The new laboratories will process tests carried out at hundreds of testing sites up and down the country and at home. On Sunday, it emerged that a test site run by G4S at Postwick, near Norwich, has been shut down after four staff tested positive for the virus.
“The site will be deep-cleaned as per Public Health England guidelines and reopened as soon as possible,” a spokesperson for G4S said.
Dido Harding, the chief executive of NHS test and trace, said the new laboratories were needed to match an increasing number of test sites where people go for swab tests. About 300,000 PCR tests are being processed daily – double the number in August and 10 times the number in late April.

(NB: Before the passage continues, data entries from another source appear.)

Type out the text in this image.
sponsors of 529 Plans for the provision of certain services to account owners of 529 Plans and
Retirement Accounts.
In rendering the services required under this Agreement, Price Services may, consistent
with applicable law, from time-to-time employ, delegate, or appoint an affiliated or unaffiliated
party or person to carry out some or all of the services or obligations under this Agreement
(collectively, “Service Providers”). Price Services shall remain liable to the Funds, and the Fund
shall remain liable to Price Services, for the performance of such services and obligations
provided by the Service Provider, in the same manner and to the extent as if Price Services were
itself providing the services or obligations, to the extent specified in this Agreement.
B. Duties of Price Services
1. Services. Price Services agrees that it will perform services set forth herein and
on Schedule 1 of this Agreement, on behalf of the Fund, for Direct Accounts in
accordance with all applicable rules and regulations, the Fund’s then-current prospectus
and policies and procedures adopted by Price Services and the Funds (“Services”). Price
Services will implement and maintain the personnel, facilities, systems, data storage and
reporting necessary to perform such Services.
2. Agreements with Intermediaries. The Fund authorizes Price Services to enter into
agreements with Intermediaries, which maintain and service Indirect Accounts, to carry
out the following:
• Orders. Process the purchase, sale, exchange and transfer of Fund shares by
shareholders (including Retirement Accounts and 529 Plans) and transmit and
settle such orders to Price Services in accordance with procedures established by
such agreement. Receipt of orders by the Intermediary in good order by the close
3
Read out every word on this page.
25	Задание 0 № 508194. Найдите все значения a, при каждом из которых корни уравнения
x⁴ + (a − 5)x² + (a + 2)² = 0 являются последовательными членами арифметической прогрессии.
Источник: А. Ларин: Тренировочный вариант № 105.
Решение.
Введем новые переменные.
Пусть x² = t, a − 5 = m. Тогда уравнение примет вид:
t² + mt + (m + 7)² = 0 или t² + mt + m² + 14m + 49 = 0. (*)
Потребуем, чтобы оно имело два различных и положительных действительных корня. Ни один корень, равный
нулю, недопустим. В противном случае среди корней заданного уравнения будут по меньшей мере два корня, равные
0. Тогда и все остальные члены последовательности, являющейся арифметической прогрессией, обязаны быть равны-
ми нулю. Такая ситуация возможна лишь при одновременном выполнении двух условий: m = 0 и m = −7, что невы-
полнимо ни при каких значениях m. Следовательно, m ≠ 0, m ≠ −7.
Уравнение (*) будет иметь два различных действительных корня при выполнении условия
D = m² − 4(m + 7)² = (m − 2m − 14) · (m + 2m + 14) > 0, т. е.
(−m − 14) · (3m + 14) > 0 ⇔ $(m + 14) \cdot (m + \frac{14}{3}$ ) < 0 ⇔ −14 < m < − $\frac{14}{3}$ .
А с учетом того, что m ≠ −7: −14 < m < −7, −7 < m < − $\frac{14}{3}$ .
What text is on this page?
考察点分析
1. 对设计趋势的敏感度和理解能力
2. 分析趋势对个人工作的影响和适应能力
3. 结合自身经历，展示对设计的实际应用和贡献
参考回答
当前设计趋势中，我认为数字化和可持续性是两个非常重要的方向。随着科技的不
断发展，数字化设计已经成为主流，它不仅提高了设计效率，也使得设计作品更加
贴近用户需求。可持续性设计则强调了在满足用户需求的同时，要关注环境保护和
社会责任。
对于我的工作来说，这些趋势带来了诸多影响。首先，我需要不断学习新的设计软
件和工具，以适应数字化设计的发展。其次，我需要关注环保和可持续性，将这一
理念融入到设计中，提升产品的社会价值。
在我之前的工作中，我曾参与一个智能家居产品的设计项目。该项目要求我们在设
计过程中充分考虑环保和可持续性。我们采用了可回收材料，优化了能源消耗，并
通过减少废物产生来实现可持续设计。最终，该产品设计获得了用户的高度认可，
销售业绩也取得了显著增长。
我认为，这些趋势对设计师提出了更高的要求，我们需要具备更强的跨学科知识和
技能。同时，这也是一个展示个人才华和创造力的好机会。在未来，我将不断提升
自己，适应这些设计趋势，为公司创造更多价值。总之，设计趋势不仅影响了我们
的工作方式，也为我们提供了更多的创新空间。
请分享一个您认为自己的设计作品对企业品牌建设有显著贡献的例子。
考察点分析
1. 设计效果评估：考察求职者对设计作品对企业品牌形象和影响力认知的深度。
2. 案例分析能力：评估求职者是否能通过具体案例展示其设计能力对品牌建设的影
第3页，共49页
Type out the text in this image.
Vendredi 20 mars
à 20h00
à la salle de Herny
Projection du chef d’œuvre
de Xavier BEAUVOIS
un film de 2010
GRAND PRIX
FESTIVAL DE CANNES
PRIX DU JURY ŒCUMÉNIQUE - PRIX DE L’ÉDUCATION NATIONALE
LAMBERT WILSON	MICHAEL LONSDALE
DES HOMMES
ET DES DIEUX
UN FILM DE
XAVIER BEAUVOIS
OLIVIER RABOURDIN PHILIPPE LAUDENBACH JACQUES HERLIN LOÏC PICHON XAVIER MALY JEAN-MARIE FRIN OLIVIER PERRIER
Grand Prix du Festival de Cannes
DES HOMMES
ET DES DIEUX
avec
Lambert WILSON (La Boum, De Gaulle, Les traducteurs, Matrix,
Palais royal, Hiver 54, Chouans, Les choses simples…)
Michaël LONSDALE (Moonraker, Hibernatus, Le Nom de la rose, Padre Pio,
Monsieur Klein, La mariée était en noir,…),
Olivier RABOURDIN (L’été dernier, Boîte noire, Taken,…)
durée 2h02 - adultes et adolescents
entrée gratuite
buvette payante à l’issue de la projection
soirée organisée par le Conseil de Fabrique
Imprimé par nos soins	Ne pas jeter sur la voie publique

The new labs are separate from the “Operation Moonshot” rapid testing programme, which gives results in less than an hour using different technology and is being trialled in Liverpool, Stoke-on-Trent and, from Monday, with visitors to around 20 care homes in Hampshire, Cornwall and Devon.
“The addition of these new labs will mean another step up in our testing capacity next year,” Harding said. “Not only will that mean more tests, but it will also mean they can be processed more quickly, and the time it takes to receive results is reduced.”
The health minister Lord Bethell, who is overseeing testing, said of the new laboratories: “This work is absolutely crucial to tackling Covid-19 and enabling the return of more normality to our lives.”